San Francisco State's oldest is Ray Hearne, a fateful 30. Charles Hammond is an elderly 28. Two others, Vance DeVost and Gary Bradford, have reached the quarter-century mark. Youth is represented by Jack Wilson, 22, and Larry Taylor, 21.

The team had an admirable 11-5 record as of last week, with three of the losses coming by a total of five points. Significantly, two of the defeats came in overtime, which may say something about that age. And, lest the over-30 crowd become smug, it should be pointed out that the leading scorer is Taylor, the baby of the team.


Some sports stars are more outspoken than others. One of the bluntest is a lady named Yolanda Roacho, known professionally as Baby Rocco, the arch villainess of the Texas Outlaws roller skating team. Here are some of Baby's recent comments on her sport and her job: "I quit the game once a few years ago, you know? I couldn't stand the travel and the lousy hotel rooms.

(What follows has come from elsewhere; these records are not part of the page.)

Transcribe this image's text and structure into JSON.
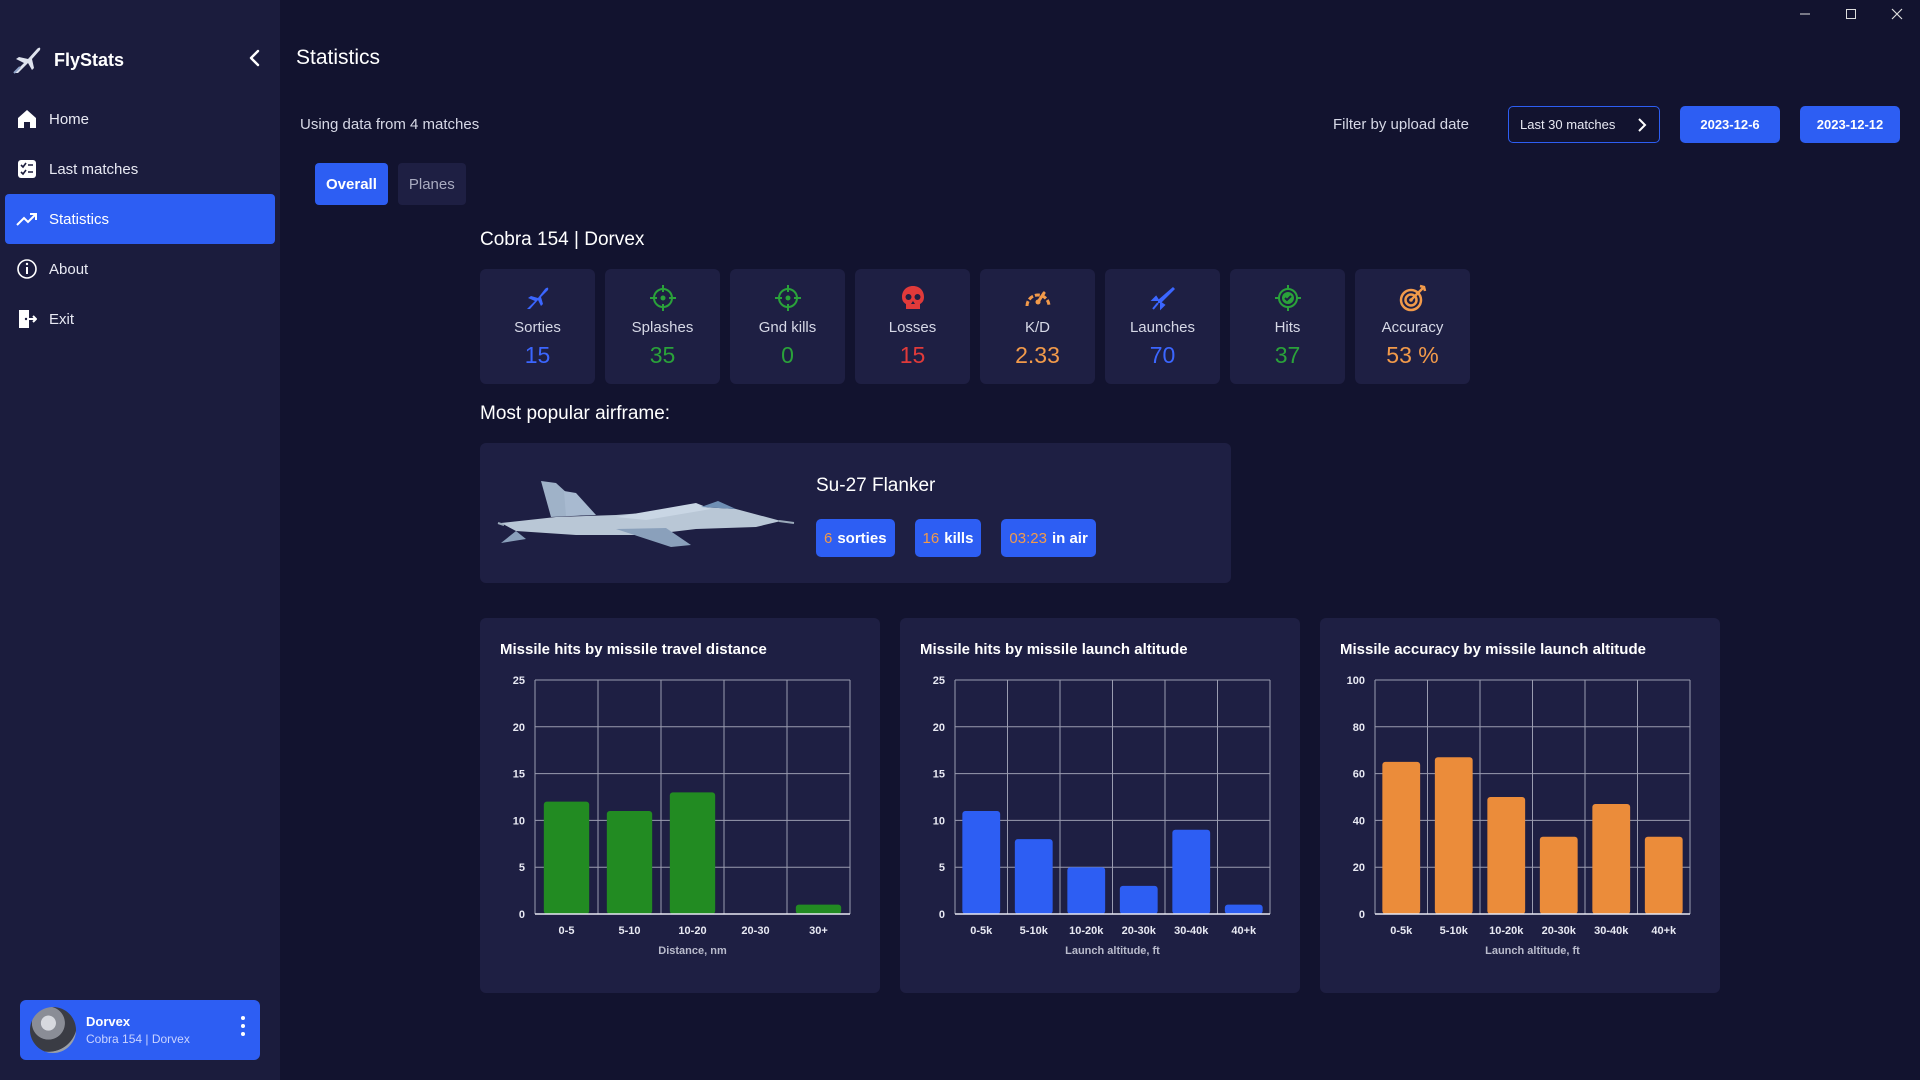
{
  "app": {
    "name": "FlyStats"
  },
  "sidebar": {
    "items": [
      {
        "label": "Home",
        "icon": "home-icon"
      },
      {
        "label": "Last matches",
        "icon": "list-icon"
      },
      {
        "label": "Statistics",
        "icon": "trending-icon",
        "active": true
      },
      {
        "label": "About",
        "icon": "info-icon"
      },
      {
        "label": "Exit",
        "icon": "exit-icon"
      }
    ],
    "profile": {
      "name": "Dorvex",
      "subtitle": "Cobra 154 | Dorvex"
    }
  },
  "header": {
    "title": "Statistics",
    "using_data": "Using data from 4 matches",
    "filter_label": "Filter by upload date",
    "last_matches_btn": "Last 30 matches",
    "date_from": "2023-12-6",
    "date_to": "2023-12-12"
  },
  "tabs": [
    {
      "label": "Overall",
      "active": true
    },
    {
      "label": "Planes",
      "active": false
    }
  ],
  "pilot": "Cobra 154 | Dorvex",
  "stats": [
    {
      "label": "Sorties",
      "value": "15",
      "color": "#3b66ff",
      "icon": "jet-icon"
    },
    {
      "label": "Splashes",
      "value": "35",
      "color": "#2aa23a",
      "icon": "crosshair-icon"
    },
    {
      "label": "Gnd kills",
      "value": "0",
      "color": "#2aa23a",
      "icon": "crosshair-icon"
    },
    {
      "label": "Losses",
      "value": "15",
      "color": "#e03a3a",
      "icon": "skull-icon"
    },
    {
      "label": "K/D",
      "value": "2.33",
      "color": "#f29a4a",
      "icon": "gauge-icon"
    },
    {
      "label": "Launches",
      "value": "70",
      "color": "#3b66ff",
      "icon": "missile-icon"
    },
    {
      "label": "Hits",
      "value": "37",
      "color": "#2aa23a",
      "icon": "check-target-icon"
    },
    {
      "label": "Accuracy",
      "value": "53 %",
      "color": "#f29a4a",
      "icon": "bullseye-icon"
    }
  ],
  "popular": {
    "title": "Most popular airframe:",
    "plane": "Su-27 Flanker",
    "sorties_num": "6",
    "sorties_label": "sorties",
    "kills_num": "16",
    "kills_label": "kills",
    "air_num": "03:23",
    "air_label": "in air"
  },
  "chart_data": [
    {
      "type": "bar",
      "title": "Missile hits by missile travel distance",
      "categories": [
        "0-5",
        "5-10",
        "10-20",
        "20-30",
        "30+"
      ],
      "values": [
        12,
        11,
        13,
        0,
        1
      ],
      "xlabel": "Distance, nm",
      "ylabel": "",
      "ylim": [
        0,
        25
      ],
      "yticks": [
        0,
        5,
        10,
        15,
        20,
        25
      ],
      "color": "#228b22",
      "grid": true
    },
    {
      "type": "bar",
      "title": "Missile hits by missile launch altitude",
      "categories": [
        "0-5k",
        "5-10k",
        "10-20k",
        "20-30k",
        "30-40k",
        "40+k"
      ],
      "values": [
        11,
        8,
        5,
        3,
        9,
        1
      ],
      "xlabel": "Launch altitude, ft",
      "ylabel": "",
      "ylim": [
        0,
        25
      ],
      "yticks": [
        0,
        5,
        10,
        15,
        20,
        25
      ],
      "color": "#2d5ef3",
      "grid": true
    },
    {
      "type": "bar",
      "title": "Missile accuracy by missile launch altitude",
      "categories": [
        "0-5k",
        "5-10k",
        "10-20k",
        "20-30k",
        "30-40k",
        "40+k"
      ],
      "values": [
        65,
        67,
        50,
        33,
        47,
        33
      ],
      "xlabel": "Launch altitude, ft",
      "ylabel": "",
      "ylim": [
        0,
        100
      ],
      "yticks": [
        0,
        20,
        40,
        60,
        80,
        100
      ],
      "color": "#eb8c3a",
      "grid": true
    }
  ]
}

I went home to L. A. and got a job—and I nearly went out of my mind. It gets in your blood, you know? I mean, with all the crap you got to put up with it's still better than 9 to 5. I don't like it, but you get used to it.

"The fans are nuts, you know? I mean, I get paid good money to do my job, and my job is to win. I don't care how I win as long as I win, and if some nut up there in the stands don't like it, he can shove it, you know?

"Maybe some of the slugging going on out there is more show than real, but when someone shoves you and you hit the track and bounce three or four times before you stop, brother, that's real. And I got the bruises on my tail to prove it."